Regardez d’abord autour de vous
À remarquer
- Maison n° 51
- Rouleaux de tissu
- Devantures commerciales ouvertes
L’histoire du lieu
Le nom d’Arab Street est conservé depuis le début du dix-neuvième siècle. Il est très probablement apparu après le plan urbain de mille huit cent vingt-deux : les terres voisines des propriétés du sultan furent attribuées à la communauté arabe. Il s’agissait avant tout de familles de marchands liées au Hadramaout, dans le sud de l’actuel Yémen ; beaucoup rejoignaient Singapour en passant par les ports de Sumatra et commerçaient dans tout l’archipel malais.
La rue ne devint pas un quartier arabe réservé aux seuls Arabes. Des Javanais y habitaient, des Indiens et des Chinois y faisaient du commerce. Des femmes javanaises exposaient des fleurs sous les galeries couvertes des maisons, et les acheteurs tamouls appelaient cette rangée Flower Street. Le nom officiel désignait une communauté, mais l’argent y était gagné par des gens venus de nombreux ports.

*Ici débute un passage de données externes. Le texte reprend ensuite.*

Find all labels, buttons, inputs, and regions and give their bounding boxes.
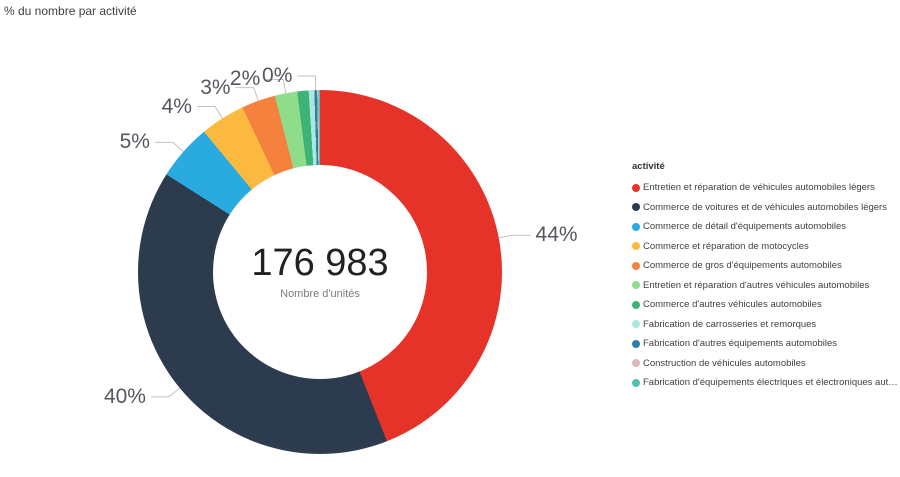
leader-line (265, 78, 287, 94)
legend-title: activité (632, 161, 665, 172)
legend-item[interactable]: Entretien et réparation de véhicules aut… (632, 181, 900, 194)
donut-hole: 176 983 Nombre d'unités (213, 165, 427, 379)
legend-swatch-icon (632, 320, 640, 328)
leader-line (498, 234, 531, 239)
legend-item[interactable]: Commerce et réparation de motocycles (632, 240, 900, 253)
legend-item[interactable]: Commerce d'autres véhicules automobiles (632, 298, 900, 311)
percent-label: 5% (119, 130, 150, 154)
legend-item[interactable]: Fabrication d'équipements électriques et… (632, 376, 900, 389)
legend-item[interactable]: Fabrication d'autres équipements automob… (632, 337, 900, 350)
leader-line (154, 141, 184, 153)
leader-line (235, 87, 259, 101)
legend-label: Fabrication d'équipements électriques et… (643, 377, 900, 388)
legend-swatch-icon (632, 378, 640, 387)
legend-item[interactable]: Entretien et réparation d'autres véhicul… (632, 279, 900, 292)
legend-label: Entretien et réparation d'autres véhicul… (643, 279, 870, 291)
leader-line (297, 75, 317, 91)
legend-swatch-icon (632, 242, 640, 250)
legend-item[interactable]: Commerce de détail d'équipements automob… (632, 220, 900, 233)
legend-swatch-icon (632, 203, 640, 211)
percent-label: 4% (161, 94, 192, 118)
legend-label: Commerce et réparation de motocycles (643, 240, 809, 252)
legend-label: Commerce de détail d'équipements automob… (643, 221, 847, 232)
legend-label: Entretien et réparation de véhicules aut… (643, 182, 875, 193)
legend-item[interactable]: Commerce de gros d'équipements automobil… (632, 259, 900, 272)
legend-items: Entretien et réparation de véhicules aut… (632, 181, 900, 389)
legend-item[interactable]: Commerce de voitures et de véhicules aut… (632, 201, 900, 214)
percent-label: 40% (103, 384, 146, 408)
legend-label: Fabrication de carrosseries et remorques (643, 318, 817, 330)
legend-swatch-icon (632, 339, 640, 348)
chart-title: % du nombre par activité (4, 4, 137, 18)
legend: activité Entretien et réparation de véhi… (632, 161, 900, 396)
legend-label: Commerce de gros d'équipements automobil… (643, 260, 842, 271)
legend-item[interactable]: Construction de véhicules automobiles (632, 357, 900, 370)
legend-label: Commerce de voitures et de véhicules aut… (643, 201, 887, 213)
legend-swatch-icon (632, 261, 640, 270)
legend-label: Commerce d'autres véhicules automobiles (643, 299, 822, 310)
legend-swatch-icon (632, 300, 640, 309)
legend-swatch-icon (632, 359, 640, 367)
legend-item[interactable]: Fabrication de carrosseries et remorques (632, 318, 900, 331)
legend-swatch-icon (632, 222, 640, 231)
legend-label: Fabrication d'autres équipements automob… (643, 338, 838, 349)
legend-swatch-icon (632, 281, 640, 289)
legend-label: Construction de véhicules automobiles (643, 357, 806, 369)
center-label: Nombre d'unités (280, 287, 360, 300)
percent-label: 44% (535, 223, 578, 247)
percent-label: 2% (229, 67, 261, 91)
leader-line (150, 387, 181, 398)
center-value: 176 983 (251, 242, 389, 285)
percent-label: 3% (200, 75, 231, 99)
percent-label: 0% (262, 64, 293, 88)
leader-line (196, 106, 223, 119)
legend-swatch-icon (632, 183, 640, 192)
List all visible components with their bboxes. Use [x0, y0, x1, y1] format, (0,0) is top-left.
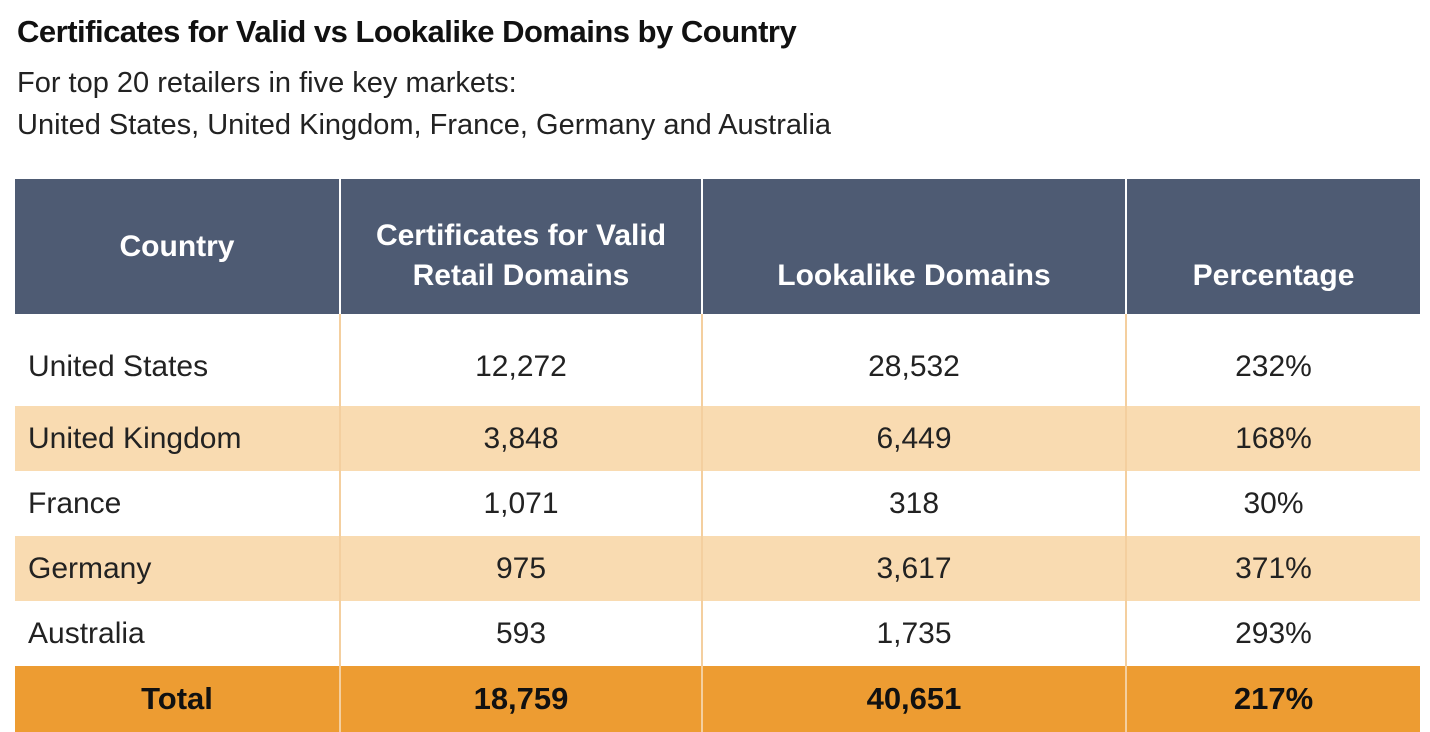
total-percentage: 217%: [1125, 666, 1420, 732]
table-header-row: Country Certificates for Valid Retail Dom…: [15, 179, 1420, 314]
cell-lookalike: 6,449: [701, 406, 1126, 471]
cell-certificates: 3,848: [339, 406, 702, 471]
cell-country: United States: [28, 350, 209, 383]
total-label: Total: [15, 666, 340, 732]
country-certificates-table: Country Certificates for Valid Retail Dom…: [15, 179, 1420, 732]
chart-subtitle-line-2: United States, United Kingdom, France, G…: [17, 109, 832, 141]
total-row: Total 18,759 40,651 217%: [15, 666, 1420, 732]
table-row: Australia 593 1,735 293%: [15, 601, 1420, 666]
column-header-percentage: Percentage: [1125, 179, 1420, 314]
cell-certificates: 12,272: [339, 314, 702, 406]
cell-certificates: 975: [339, 536, 702, 601]
cell-country: United Kingdom: [15, 406, 340, 471]
cell-country: Germany: [15, 536, 340, 601]
table-row: Germany 975 3,617 371%: [15, 536, 1420, 601]
column-header-certificates: Certificates for Valid Retail Domains: [339, 179, 702, 314]
column-header-lookalike: Lookalike Domains: [701, 179, 1126, 314]
chart-subtitle-line-1: For top 20 retailers in five key markets…: [17, 67, 517, 99]
cell-percentage: 293%: [1125, 601, 1420, 666]
total-certificates: 18,759: [339, 666, 702, 732]
table-row: United Kingdom 3,848 6,449 168%: [15, 406, 1420, 471]
table-row: France 1,071 318 30%: [15, 471, 1420, 536]
cell-lookalike: 318: [701, 471, 1126, 536]
column-header-country: Country: [15, 179, 340, 314]
cell-percentage: 232%: [1125, 314, 1420, 406]
column-header-certificates-line-2: Retail Domains: [412, 259, 630, 292]
cell-lookalike: 1,735: [701, 601, 1126, 666]
cell-certificates: 593: [339, 601, 702, 666]
cell-percentage: 371%: [1125, 536, 1420, 601]
table-row: United States 12,272 28,532 232%: [15, 314, 1420, 406]
cell-lookalike: 28,532: [701, 314, 1126, 406]
total-lookalike: 40,651: [701, 666, 1126, 732]
cell-country: Australia: [28, 616, 145, 650]
cell-percentage: 30%: [1125, 471, 1420, 536]
cell-lookalike: 3,617: [701, 536, 1126, 601]
column-header-certificates-line-1: Certificates for Valid: [375, 219, 667, 252]
cell-certificates: 1,071: [339, 471, 702, 536]
cell-country: France: [28, 486, 122, 520]
cell-percentage: 168%: [1125, 406, 1420, 471]
chart-title: Certificates for Valid vs Lookalike Doma…: [17, 14, 797, 49]
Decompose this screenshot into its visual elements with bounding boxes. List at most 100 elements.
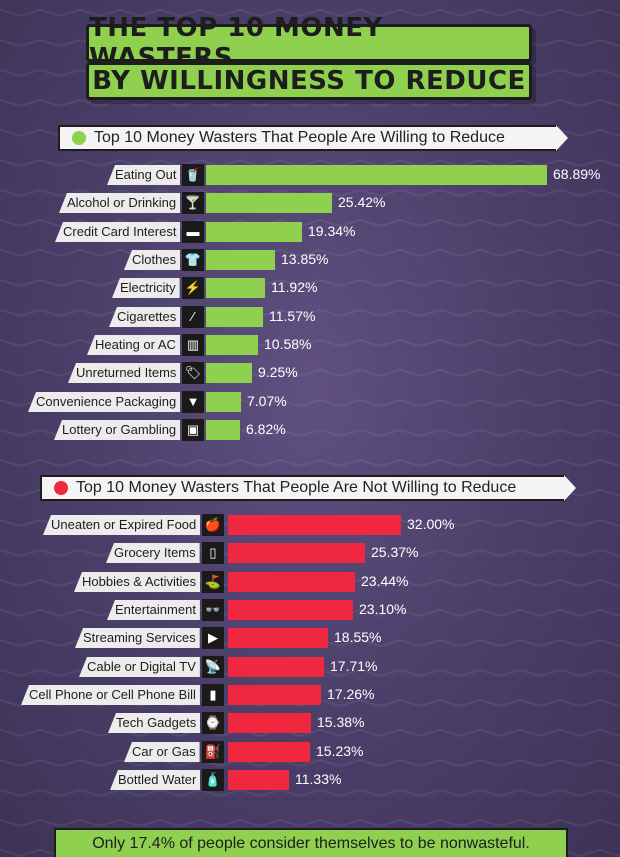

Les tissus se sont établis sur Arab Street grâce à sa situation. Avant le remblaiement de nouvelles terres, Beach Road longeait le rivage. Dans les années cinquante et soixante, les boutiques ouvraient dès six heures du matin : les clients arrivaient des îles du sud en bateau et venaient ici acheter de l’étoffe. Les vendeurs se regroupaient les uns près des autres, car une personne qui ne trouvait pas la soie voulue dans une boutique entrait dans celle d’à côté.
Dans la maison numéro cinquante et un, cet ordre donna un jour un métier à Maha Singh Sandhu. Son père, originaire du Pendjab, gagnait sa vie comme transporteur indépendant et plaça son fils comme assistant dans la boutique de textile d’en face. Maha livrait des rouleaux à vélo, servait les clients et apprenait à reconnaître les tissus, dont le vendeur devait pouvoir indiquer sans hésiter le prix et l’origine.
Lorsque le propriétaire de la boutique prit sa retraite, Maha décida d’ouvrir sa propre affaire. Il commença seul : il transportait du tissu à mailles sur le porte-bagages de sa moto et le vendait à des magasins de fleurs et de mariage. Il ajouta ensuite la soie, passa aux lots de gros et ouvrit Mahaco Impex. Des clients venaient d’Indonésie et du Myanmar ; avec sa femme, Maha développa le commerce dans plusieurs autres boutiques de Kampong Gelam.
Au début des années deux mille, les grands producteurs chinois proposèrent des volumes et des prix auxquels les grossistes singapouriens eurent du mal à rivaliser. Le fils de Maha, Gurmail Singh, était alors revenu de son service militaire obligatoire et avait rejoint l’entreprise familiale. Les Singh se mirent à vendre le tissu directement aux clients et ajoutèrent des vêtements confectionnés, des châles et des couvre-lits. L’entrepôt de gros se transforma en cette devanture commerciale ouverte que représente aujourd’hui la rue.
Plus tard, Gurmail tenta de transférer les ventes sur internet, mais la soie coûteuse s’y vendait mal : il fallait toucher la matière et voir la nuance sur l’étoffe déployée. Dans la maison numéro cinquante et un, les rouleaux passent toujours des mains du vendeur à celles de l’acheteur. Autrefois, Maha les livrait à vélo pour la boutique d’en face ; aujourd’hui, son fils les déploie dans le magasin familial de la même rue.
Sur place
Rue ouverte. Les boutiques de textile, les parfumeries, les commerces de tapis et les points de vente de nourriture suivent leurs propres horaires.
Vérifié : 1 juillet 2026. Vérifiez la source officielle avant votre visite.Observez les vitrines depuis la rue ; il n’est pas nécessaire d’entrer dans les magasins, et il vaut mieux demander l’autorisation avant de filmer à l’intérieur.